After all that it was just Rob and me at my brother's apartment and Rob crashed pretty fast. I finished watching "Spiderman" on DVD and likewise crashed. Rob left early the next morning for New York to meet up with his girlfriend and told me to call him when I got back to New Jersey. I got up shortly after, watched another DVD (King Crimson's "Deja Vroom" concert DVD), and headed down to DC as planned to meet up with Meghan. It's incredible how this was the third time we've met up face to face and it was just so comfortable, no needing to prove or hide anything in the face to face interaction. There's so much we don't know about each other in terms of the face to face, but it was like we could assume a lot about each other, and in the moment we could just assume it was right. If what we were assuming was wrong, we would just have to deal with it as it came up, but as it was it was open and free, and I am starting to take issue with all these people who seem to be out-drinking me!! Goddamit, I am an alcoholic, I swear!
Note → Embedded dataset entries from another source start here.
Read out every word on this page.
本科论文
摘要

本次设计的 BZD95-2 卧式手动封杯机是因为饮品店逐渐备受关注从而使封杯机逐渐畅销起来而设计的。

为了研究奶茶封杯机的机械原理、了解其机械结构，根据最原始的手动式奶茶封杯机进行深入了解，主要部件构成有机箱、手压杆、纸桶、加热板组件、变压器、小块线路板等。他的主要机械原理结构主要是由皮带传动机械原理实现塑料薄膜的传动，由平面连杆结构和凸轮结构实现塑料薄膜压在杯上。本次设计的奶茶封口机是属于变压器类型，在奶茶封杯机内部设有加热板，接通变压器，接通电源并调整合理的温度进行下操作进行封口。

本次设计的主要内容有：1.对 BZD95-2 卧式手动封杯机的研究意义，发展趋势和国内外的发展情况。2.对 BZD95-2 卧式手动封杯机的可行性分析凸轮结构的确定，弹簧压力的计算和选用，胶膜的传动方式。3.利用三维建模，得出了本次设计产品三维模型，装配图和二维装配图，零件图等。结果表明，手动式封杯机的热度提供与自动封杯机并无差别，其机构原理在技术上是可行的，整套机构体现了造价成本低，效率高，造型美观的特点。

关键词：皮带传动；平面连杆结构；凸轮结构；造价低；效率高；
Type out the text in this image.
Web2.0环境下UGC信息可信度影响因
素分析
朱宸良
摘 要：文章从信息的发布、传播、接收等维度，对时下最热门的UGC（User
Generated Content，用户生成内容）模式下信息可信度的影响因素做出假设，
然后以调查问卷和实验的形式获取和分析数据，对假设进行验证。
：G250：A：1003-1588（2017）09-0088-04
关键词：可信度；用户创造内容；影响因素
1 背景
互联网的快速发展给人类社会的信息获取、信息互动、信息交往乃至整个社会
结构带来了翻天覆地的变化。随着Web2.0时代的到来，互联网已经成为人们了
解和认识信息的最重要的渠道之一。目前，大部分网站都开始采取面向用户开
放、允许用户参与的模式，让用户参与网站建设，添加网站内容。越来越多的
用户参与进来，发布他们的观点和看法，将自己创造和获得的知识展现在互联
But then the spontaneous decision to catch Peter Gabriel that night is what it's all about. "You know who's in town . . . " We both knew who was in town, and we both knew that we both knew who was in town. It was the first non rainy day in a while, certainly since I've been on the East Coast, and it was a gorgeous evening at the Nissan Pavillion to catch the concert. It is always worth it to catch Peter Gabriel, and I don't have anything to add to my review of the Shoreline show except that they had cleaned up a lot of the rough edges. He muffed a few lyrics, but not entire verses like he did at Shoreline. He got the bounce down during the "Growing Up" hamster ball sequence, and solved the problem of the limited space by rolling around in it more slowly than he did at Shoreline. He went out into the audience during "Solsbury Hill" which was pretty cool. I don't know why, but that song has been getting to me as of late.
I wanted to head back to New Jersey that night because I was supposed to meet Rob today. I left DC at 12:30 and the four hour drive back to New Jersey was a throw back to when I lived on the East Coast. I haven't been here in warmer weather in years, and I live for hot weather. There was a lot of evocation of embedded memories going on this past week. I tell myself none of it is real anymore.